Hallenbad Landstuhl muss erhalten bleiben
  Trägerwechsel könnte Allwetterbad retten


(ph) Die SPD- Stadtratsfraktion und der Vorstand des SPD-Ortsvereins in Landstuhl haben sich in den letzten Monaten Gedanken gemacht und Möglichkeiten geprüft, ob und in welcher Form das Hallenbad weiterbetrieben werden könnte. Mit einer Schließung und Abriss des Hallenbades will und kann sich die SPD in Landstuhl und auch wohl der überwiegende Teil der Bevölkerung nicht abfinden.
Hat unsere Verbandsgemeinde die letzten 15 Jahre wirklich genug für die Erhaltung des Allwetterbades getan?????? Offenlegung der aufgewendeten Kosten für Wartung, Reparatur und Investitionen zur Erhaltung unseres Allwetterbades wäre wünschenswert.

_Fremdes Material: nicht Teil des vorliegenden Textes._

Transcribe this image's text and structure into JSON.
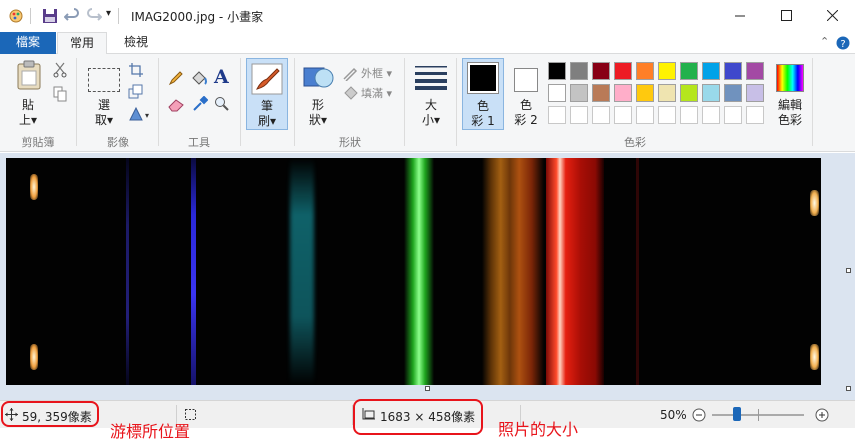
{
  "title": "IMAG2000.jpg - 小畫家",
  "tabs": {
    "file": "檔案",
    "home": "常用",
    "view": "檢視"
  },
  "clipboard": {
    "paste": "貼",
    "paste2": "上▾",
    "label": "剪貼簿"
  },
  "image": {
    "select": "選",
    "select2": "取▾",
    "label": "影像"
  },
  "tools": {
    "label": "工具",
    "text_glyph": "A"
  },
  "brushes": {
    "b1": "筆",
    "b2": "刷▾"
  },
  "shapes": {
    "s1": "形",
    "s2": "狀▾",
    "outline": "外框 ▾",
    "fill": "填滿 ▾",
    "label": "形狀"
  },
  "size": {
    "s1": "大",
    "s2": "小▾"
  },
  "colors": {
    "color1a": "色",
    "color1b": "彩 1",
    "color2a": "色",
    "color2b": "彩 2",
    "edit1": "編輯",
    "edit2": "色彩",
    "label": "色彩",
    "row1": [
      "#000000",
      "#7f7f7f",
      "#880015",
      "#ed1c24",
      "#ff7f27",
      "#fff200",
      "#22b14c",
      "#00a2e8",
      "#3f48cc",
      "#a349a4"
    ],
    "row2": [
      "#ffffff",
      "#c3c3c3",
      "#b97a57",
      "#ffaec9",
      "#ffc90e",
      "#efe4b0",
      "#b5e61d",
      "#99d9ea",
      "#7092be",
      "#c8bfe7"
    ]
  },
  "status": {
    "cursor_pos": "59, 359像素",
    "image_size": "1683 × 458像素",
    "zoom": "50%"
  },
  "annotations": {
    "cursor": "游標所位置",
    "size": "照片的大小"
  },
  "zoom_level": 0.5
}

Ein neutrales Gutachten über jetzt am dringendsten notwendigen Sanierungskosten, auch mit geschlossenem Dach, um das Hallenbad ab 2008 weiter zu betreiben, wird gefordert.

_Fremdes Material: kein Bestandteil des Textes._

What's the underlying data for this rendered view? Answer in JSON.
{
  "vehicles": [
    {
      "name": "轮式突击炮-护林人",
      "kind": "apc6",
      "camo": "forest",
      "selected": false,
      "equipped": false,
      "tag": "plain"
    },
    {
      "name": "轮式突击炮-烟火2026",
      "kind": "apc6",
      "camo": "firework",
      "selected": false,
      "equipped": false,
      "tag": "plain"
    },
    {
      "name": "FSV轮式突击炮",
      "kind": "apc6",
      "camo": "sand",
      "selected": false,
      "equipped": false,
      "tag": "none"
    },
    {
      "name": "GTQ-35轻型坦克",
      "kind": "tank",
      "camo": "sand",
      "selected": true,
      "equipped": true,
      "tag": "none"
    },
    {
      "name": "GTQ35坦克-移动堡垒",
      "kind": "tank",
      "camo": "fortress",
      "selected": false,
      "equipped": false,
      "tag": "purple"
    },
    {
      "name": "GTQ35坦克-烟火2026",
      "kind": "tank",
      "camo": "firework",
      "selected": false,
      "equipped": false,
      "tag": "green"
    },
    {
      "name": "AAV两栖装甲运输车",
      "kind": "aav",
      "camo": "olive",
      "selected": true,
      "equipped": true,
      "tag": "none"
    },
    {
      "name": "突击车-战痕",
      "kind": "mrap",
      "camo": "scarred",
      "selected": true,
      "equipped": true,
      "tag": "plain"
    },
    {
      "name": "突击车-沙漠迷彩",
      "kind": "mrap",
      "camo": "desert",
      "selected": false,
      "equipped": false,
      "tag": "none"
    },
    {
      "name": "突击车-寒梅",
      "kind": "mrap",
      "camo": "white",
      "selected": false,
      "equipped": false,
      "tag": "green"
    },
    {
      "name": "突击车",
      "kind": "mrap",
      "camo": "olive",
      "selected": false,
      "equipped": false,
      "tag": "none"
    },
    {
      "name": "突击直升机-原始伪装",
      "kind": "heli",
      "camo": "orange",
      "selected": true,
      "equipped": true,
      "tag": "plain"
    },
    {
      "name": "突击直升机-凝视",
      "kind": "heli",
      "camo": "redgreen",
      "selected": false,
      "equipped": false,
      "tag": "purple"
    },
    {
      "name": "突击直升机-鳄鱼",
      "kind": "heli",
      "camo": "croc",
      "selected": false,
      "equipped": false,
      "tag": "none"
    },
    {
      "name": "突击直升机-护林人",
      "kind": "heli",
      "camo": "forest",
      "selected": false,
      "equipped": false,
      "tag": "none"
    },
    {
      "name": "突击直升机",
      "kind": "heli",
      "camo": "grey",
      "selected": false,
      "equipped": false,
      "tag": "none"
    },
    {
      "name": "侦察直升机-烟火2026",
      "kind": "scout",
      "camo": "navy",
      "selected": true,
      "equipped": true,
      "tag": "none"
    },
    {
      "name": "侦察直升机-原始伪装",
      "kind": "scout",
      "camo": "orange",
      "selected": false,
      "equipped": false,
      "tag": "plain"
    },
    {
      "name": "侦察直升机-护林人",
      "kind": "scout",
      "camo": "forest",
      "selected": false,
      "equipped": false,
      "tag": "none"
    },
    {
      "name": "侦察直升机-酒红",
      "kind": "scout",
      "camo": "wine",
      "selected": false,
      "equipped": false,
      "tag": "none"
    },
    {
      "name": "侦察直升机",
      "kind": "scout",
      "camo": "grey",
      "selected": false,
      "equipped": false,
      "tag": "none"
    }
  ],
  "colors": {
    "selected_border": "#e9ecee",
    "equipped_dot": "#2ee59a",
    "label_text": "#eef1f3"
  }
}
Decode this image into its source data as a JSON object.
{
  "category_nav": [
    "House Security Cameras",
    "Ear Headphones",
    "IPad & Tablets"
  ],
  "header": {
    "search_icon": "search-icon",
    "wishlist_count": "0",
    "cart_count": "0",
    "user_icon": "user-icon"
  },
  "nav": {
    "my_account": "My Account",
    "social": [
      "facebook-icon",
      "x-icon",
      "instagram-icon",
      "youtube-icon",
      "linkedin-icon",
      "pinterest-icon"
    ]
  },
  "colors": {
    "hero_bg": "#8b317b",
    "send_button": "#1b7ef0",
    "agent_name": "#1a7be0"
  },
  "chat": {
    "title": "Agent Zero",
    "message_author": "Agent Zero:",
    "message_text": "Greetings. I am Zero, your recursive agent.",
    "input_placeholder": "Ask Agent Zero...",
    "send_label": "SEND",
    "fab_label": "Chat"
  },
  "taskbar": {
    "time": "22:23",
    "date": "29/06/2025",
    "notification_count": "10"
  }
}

Unser Fraktionsvorsitzender der SPD-Fraktion im Landstuhler Stadtrat, Hans Peter Molitor hat während seines Urlaubs Kontakt mit den Stadtwerken in Bretten (bei Karlsruhe) geknüpft und dort erfahren, dass man dort vor einigen Jahren mit vergleichbaren Problemen, wie bei uns in Landstuhl zu kämpfen hatte. "Doch das dortige bereits 35 Jahre alte Hallenbad sei nicht geschlossen, sondern zusammen mit dem Freibad in eine Stadtwerke GmbH überführt worden und sind durch ständige Investitionen und Sanierungen in einem sehr guten Zustand": berichtete unserer stellvertretender Fraktionsvorsitzende Erich Neu, der die Brettener Einrichtungen, zu denen ein teilweise weiterverpachteter Wellnessbereich und Saunaanlage gehört, zusammen mit Molitor besucht hatte.

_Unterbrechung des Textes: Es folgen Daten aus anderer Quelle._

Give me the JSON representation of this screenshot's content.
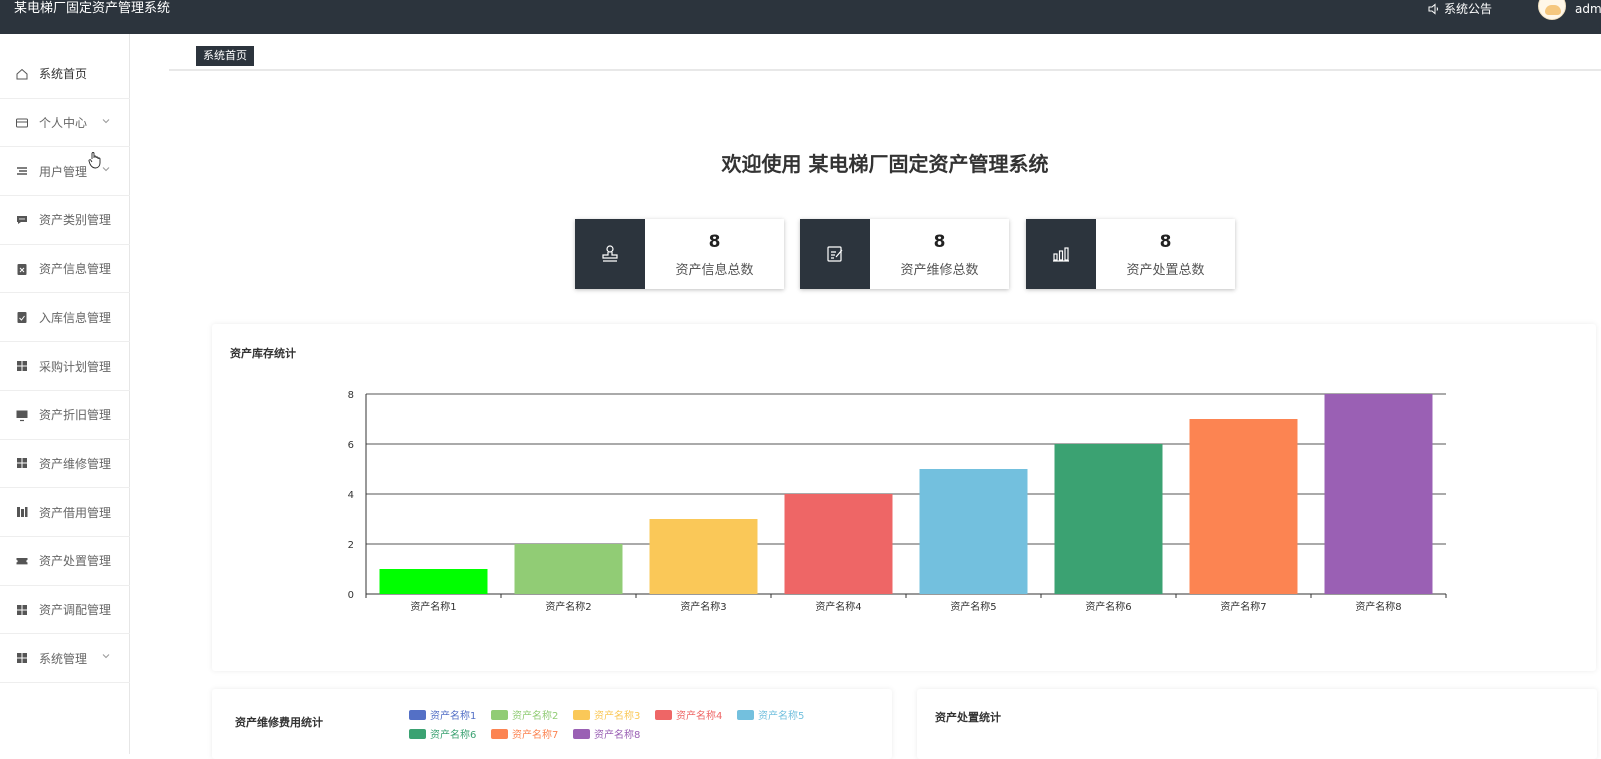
{
  "header": {
    "app_title": "某电梯厂固定资产管理系统",
    "notice_label": "系统公告",
    "user_label": "adm"
  },
  "sidebar": {
    "items": [
      {
        "label": "系统首页",
        "icon": "home-icon",
        "expandable": false
      },
      {
        "label": "个人中心",
        "icon": "card-icon",
        "expandable": true
      },
      {
        "label": "用户管理",
        "icon": "list-icon",
        "expandable": true
      },
      {
        "label": "资产类别管理",
        "icon": "chat-icon",
        "expandable": false
      },
      {
        "label": "资产信息管理",
        "icon": "clipboard-x-icon",
        "expandable": false
      },
      {
        "label": "入库信息管理",
        "icon": "clipboard-check-icon",
        "expandable": false
      },
      {
        "label": "采购计划管理",
        "icon": "grid-icon",
        "expandable": false
      },
      {
        "label": "资产折旧管理",
        "icon": "monitor-icon",
        "expandable": false
      },
      {
        "label": "资产维修管理",
        "icon": "grid-icon",
        "expandable": false
      },
      {
        "label": "资产借用管理",
        "icon": "columns-icon",
        "expandable": false
      },
      {
        "label": "资产处置管理",
        "icon": "ticket-icon",
        "expandable": false
      },
      {
        "label": "资产调配管理",
        "icon": "grid-icon",
        "expandable": false
      },
      {
        "label": "系统管理",
        "icon": "grid-icon",
        "expandable": true
      }
    ]
  },
  "breadcrumb": {
    "current": "系统首页"
  },
  "welcome": "欢迎使用 某电梯厂固定资产管理系统",
  "stats": [
    {
      "value": "8",
      "label": "资产信息总数",
      "icon": "stamp-icon"
    },
    {
      "value": "8",
      "label": "资产维修总数",
      "icon": "edit-doc-icon"
    },
    {
      "value": "8",
      "label": "资产处置总数",
      "icon": "bar-chart-icon"
    }
  ],
  "panels": {
    "inventory_title": "资产库存统计",
    "repair_cost_title": "资产维修费用统计",
    "disposal_title": "资产处置统计"
  },
  "colors": [
    "#00ff00",
    "#91cc75",
    "#fac858",
    "#ee6666",
    "#73c0de",
    "#3ba272",
    "#fc8452",
    "#9a60b4"
  ],
  "legend_colors": [
    "#5470c6",
    "#91cc75",
    "#fac858",
    "#ee6666",
    "#73c0de",
    "#3ba272",
    "#fc8452",
    "#9a60b4"
  ],
  "chart_data": {
    "type": "bar",
    "title": "资产库存统计",
    "categories": [
      "资产名称1",
      "资产名称2",
      "资产名称3",
      "资产名称4",
      "资产名称5",
      "资产名称6",
      "资产名称7",
      "资产名称8"
    ],
    "values": [
      1,
      2,
      3,
      4,
      5,
      6,
      7,
      8
    ],
    "ylim": [
      0,
      8
    ],
    "yticks": [
      0,
      2,
      4,
      6,
      8
    ],
    "grid": true
  },
  "legend": [
    "资产名称1",
    "资产名称2",
    "资产名称3",
    "资产名称4",
    "资产名称5",
    "资产名称6",
    "资产名称7",
    "资产名称8"
  ]
}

Die Landstuhler SPD könnte sich das Brettener Modell auch für Landstuhl gut vorstellen und würde es begrüßen, wenn unsere Stadtverwaltung durch ein unabhängiges Wirtschaftberatungsunternehmen prüfen lassen würde, ob sich diese Form der Bäderbetreibung auch bei uns in Landstuhl rechnen würde,.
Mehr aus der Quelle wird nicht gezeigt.